Все это влюбленная девушка, не сходя с места, и выложила открытым текстом своему избраннику, ни минуты не сомневаясь в том, что в ответ получит предложение руки и сердца. Практически дочь «крестного отца» не знала, что такое отказ вообще, ей давным-давно никто и ни в чем не смел отказывать. Но от Ильи она услышала нечто совершенно неожиданное:
– Простите меня, милая, – мягко сказал ей Илья, – но мне совершенно все равно, кто ваш отец, и какими средствами он располагает. Я всю жизнь всего добивался самостоятельно и менять принципы не собираюсь. Если называть вещи своими именами, вы меня хотите купить. Хорошо, не за деньги, это пошло и некрасиво, но за что-то другое. Так вот, я не продаюсь. Еще раз простите меня, но я вас вижу первый раз в жизни и не думаю, что вторая встреча когда-нибудь состоится. Я не собираюсь портить вам жизнь, затевать комедию ухаживания, а потом притворяться заботливым и внимательным мужем. Короче, в примаки не пойду. Более того, любовником вашим никогда не стану – особенно после этого милого разговора. И давайте на этом закончим.

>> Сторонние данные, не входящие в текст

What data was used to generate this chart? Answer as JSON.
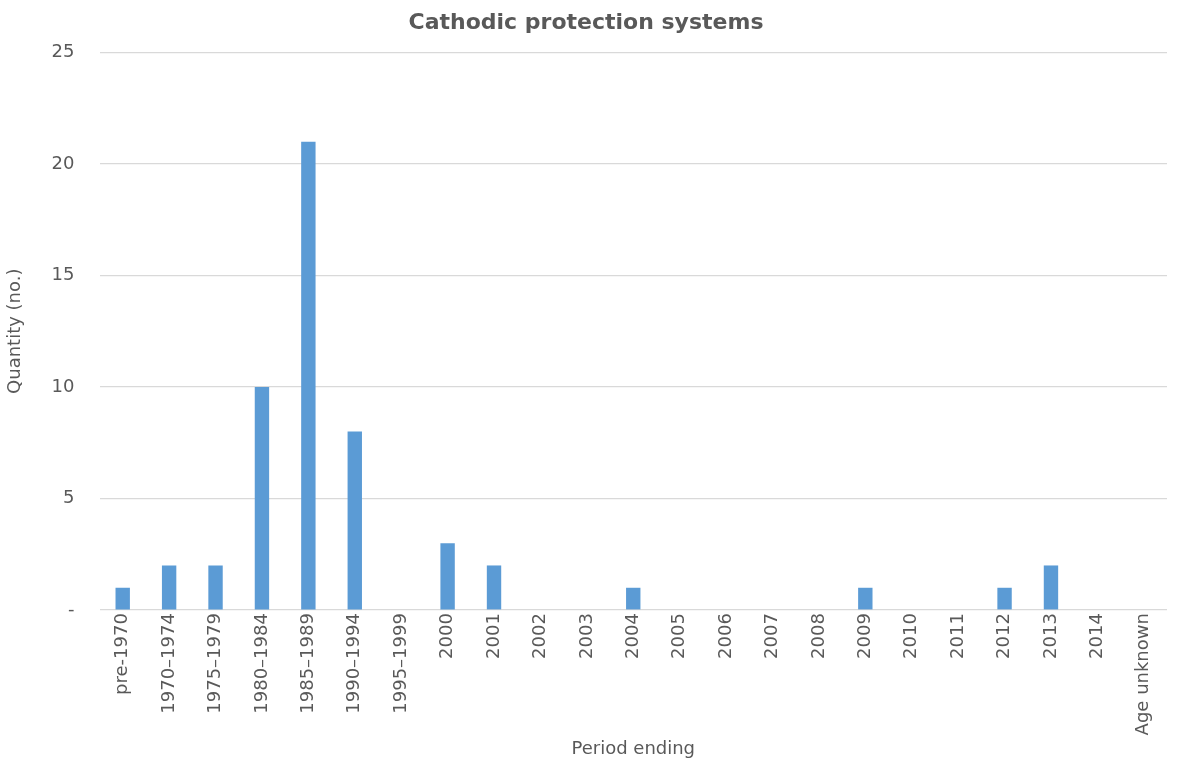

Благими намерениями, как известно, вымощена дорога в ад. Илья искренне считал, что, назвав вещи своими именами, он тем самым расставил все точки над «и», история кончена, девушка посердится, поплачет, как предыдущие – и найдет себе другое утешение. Не тут-то было!

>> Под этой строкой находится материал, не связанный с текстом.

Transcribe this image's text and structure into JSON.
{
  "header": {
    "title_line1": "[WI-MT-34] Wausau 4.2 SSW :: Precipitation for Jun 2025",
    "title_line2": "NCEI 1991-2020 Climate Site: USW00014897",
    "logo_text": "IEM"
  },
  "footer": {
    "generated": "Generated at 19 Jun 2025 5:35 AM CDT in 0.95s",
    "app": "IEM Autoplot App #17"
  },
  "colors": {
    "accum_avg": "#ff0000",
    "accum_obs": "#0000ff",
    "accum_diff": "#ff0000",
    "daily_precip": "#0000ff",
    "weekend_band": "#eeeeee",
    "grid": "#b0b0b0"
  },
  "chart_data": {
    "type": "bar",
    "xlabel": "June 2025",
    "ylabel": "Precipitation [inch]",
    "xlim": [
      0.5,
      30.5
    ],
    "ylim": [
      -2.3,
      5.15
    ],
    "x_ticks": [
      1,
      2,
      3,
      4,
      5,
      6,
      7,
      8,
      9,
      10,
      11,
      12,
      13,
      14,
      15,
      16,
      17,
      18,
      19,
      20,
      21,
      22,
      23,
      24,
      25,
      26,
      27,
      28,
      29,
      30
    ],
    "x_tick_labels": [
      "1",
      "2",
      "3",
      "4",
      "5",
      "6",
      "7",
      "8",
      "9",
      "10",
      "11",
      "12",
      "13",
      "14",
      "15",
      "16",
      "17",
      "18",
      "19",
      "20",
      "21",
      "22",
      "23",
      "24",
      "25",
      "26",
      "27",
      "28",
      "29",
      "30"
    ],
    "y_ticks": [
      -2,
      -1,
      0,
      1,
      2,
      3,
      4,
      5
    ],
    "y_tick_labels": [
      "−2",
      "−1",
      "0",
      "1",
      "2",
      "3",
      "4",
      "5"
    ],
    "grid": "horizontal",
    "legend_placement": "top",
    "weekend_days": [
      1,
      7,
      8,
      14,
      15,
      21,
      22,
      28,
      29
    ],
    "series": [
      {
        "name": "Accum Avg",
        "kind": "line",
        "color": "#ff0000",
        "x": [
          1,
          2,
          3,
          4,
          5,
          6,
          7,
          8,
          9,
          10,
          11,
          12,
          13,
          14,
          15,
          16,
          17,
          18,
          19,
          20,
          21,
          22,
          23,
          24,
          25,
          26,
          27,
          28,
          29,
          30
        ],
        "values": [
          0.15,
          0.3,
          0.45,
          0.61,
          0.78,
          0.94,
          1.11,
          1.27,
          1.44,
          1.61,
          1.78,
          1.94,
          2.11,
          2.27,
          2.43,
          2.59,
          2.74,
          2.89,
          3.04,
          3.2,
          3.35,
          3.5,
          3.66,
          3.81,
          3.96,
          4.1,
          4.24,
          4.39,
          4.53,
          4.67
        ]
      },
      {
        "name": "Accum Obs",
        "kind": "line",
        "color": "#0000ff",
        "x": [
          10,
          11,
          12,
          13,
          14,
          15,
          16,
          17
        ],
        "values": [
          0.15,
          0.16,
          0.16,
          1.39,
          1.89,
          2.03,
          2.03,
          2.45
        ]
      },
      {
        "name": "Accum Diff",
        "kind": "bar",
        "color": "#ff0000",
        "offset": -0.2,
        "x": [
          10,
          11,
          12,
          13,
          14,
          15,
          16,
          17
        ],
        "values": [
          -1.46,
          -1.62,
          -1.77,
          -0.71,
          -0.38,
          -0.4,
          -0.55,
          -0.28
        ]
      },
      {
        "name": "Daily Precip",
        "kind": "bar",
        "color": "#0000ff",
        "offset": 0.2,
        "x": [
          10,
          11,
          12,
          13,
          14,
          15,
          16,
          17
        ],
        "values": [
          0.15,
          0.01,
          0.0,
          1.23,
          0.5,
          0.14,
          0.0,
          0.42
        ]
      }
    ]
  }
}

Не привыкшая к такому обращению со своей драгоценной персоной, влюбленная девушка сделала все, чтобы несговорчивый предмет ее страсти сдался на милость победителя. Она ждала его после лекций, писала длинные письма, полные клятв и упреков, всеми правдами и неправдами прорывалась в общежитие, и даже пыталась пробраться в его комнату, угрожала покончить с собой… Все это пугало и отталкивало, что, впрочем, достаточно естественно: мужчины не любят, когда им вешаются на шею. Строго говоря, этого вообще никто не любит, особенно когда шантажируют самоубийством.
Последнее, как выяснилось, оказалось не пустыми угрозами, потому что в одно далеко не прекрасное утро родители обнаружили Викторию в бессознательном состоянии: девушка проглотила полную упаковку сильного снотворного, а в записке открытым текстом указала причину.

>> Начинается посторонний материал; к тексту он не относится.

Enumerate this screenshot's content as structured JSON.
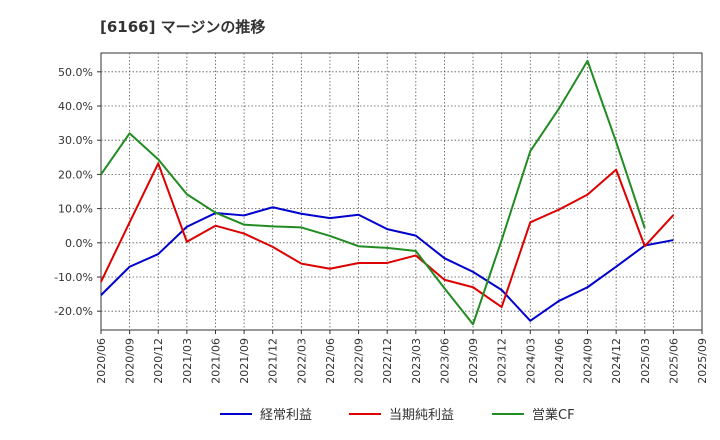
{
  "chart_data": {
    "type": "line",
    "title": "[6166]  マージンの推移",
    "xlabel": "",
    "ylabel": "",
    "ylim": [
      -25.5,
      55.5
    ],
    "y_ticks": [
      "50.0%",
      "40.0%",
      "30.0%",
      "20.0%",
      "10.0%",
      "0.0%",
      "-10.0%",
      "-20.0%"
    ],
    "y_tick_values": [
      50,
      40,
      30,
      20,
      10,
      0,
      -10,
      -20
    ],
    "x_ticks": [
      "2020/06",
      "2020/09",
      "2020/12",
      "2021/03",
      "2021/06",
      "2021/09",
      "2021/12",
      "2022/03",
      "2022/06",
      "2022/09",
      "2022/12",
      "2023/03",
      "2023/06",
      "2023/09",
      "2023/12",
      "2024/03",
      "2024/06",
      "2024/09",
      "2024/12",
      "2025/03",
      "2025/06",
      "2025/09"
    ],
    "grid": true,
    "legend_position": "bottom",
    "series": [
      {
        "name": "経常利益",
        "color": "#0000cc",
        "values": [
          -15.3,
          -7.0,
          -3.3,
          4.7,
          8.7,
          8.0,
          10.4,
          8.5,
          7.2,
          8.2,
          4.0,
          2.1,
          -4.5,
          -8.5,
          -13.8,
          -22.8,
          -17.0,
          -13.0,
          -7.0,
          -0.8,
          0.8,
          null
        ]
      },
      {
        "name": "当期純利益",
        "color": "#dd0000",
        "values": [
          -11.4,
          6.0,
          23.2,
          0.3,
          5.0,
          2.7,
          -1.2,
          -6.1,
          -7.6,
          -5.9,
          -5.9,
          -3.7,
          -10.8,
          -13.0,
          -18.8,
          6.0,
          9.7,
          14.1,
          21.4,
          -1.0,
          8.1,
          null
        ]
      },
      {
        "name": "営業CF",
        "color": "#228b22",
        "values": [
          20.0,
          32.0,
          24.4,
          14.2,
          8.8,
          5.3,
          4.8,
          4.5,
          2.0,
          -1.0,
          -1.5,
          -2.4,
          -13.3,
          -23.8,
          0.8,
          26.8,
          39.2,
          53.2,
          29.5,
          4.3,
          null,
          null
        ]
      }
    ]
  }
}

Сказать, что город был потрясен, значит, ничего не сказать. Безродному, нищему сироте бросилась на шею девушка, о которой любой нормальный мужчина может только мечтать, а он, это ничтожество, выскочка, плебей, парвеню – отказался. Будь Виктория дурна собой, возмущенных, естественно, было бы значительно меньше, но… А то, что Илья не выразил ни малейшего смущения, не говоря уже о раскаянии, а лишь пожал плечами и сказал: «Не понимаю», – привело общественность просто в ярость. Правда правдой, но надо же и совесть иметь…
Кончилось тем, что отец девицы сделал все для того, чтобы Илья из Ростова убрался. Впрочем, особенно стараться не пришлось: пара-тройка звонков «нужным людям» – и вот уже главный редактор газеты, который твердо обещал взять талантливого молодого журналиста в штат сразу после получения диплома, начинал избегать его звонков, при встрече мямлить нечто невразумительное и вообще отводить глаза.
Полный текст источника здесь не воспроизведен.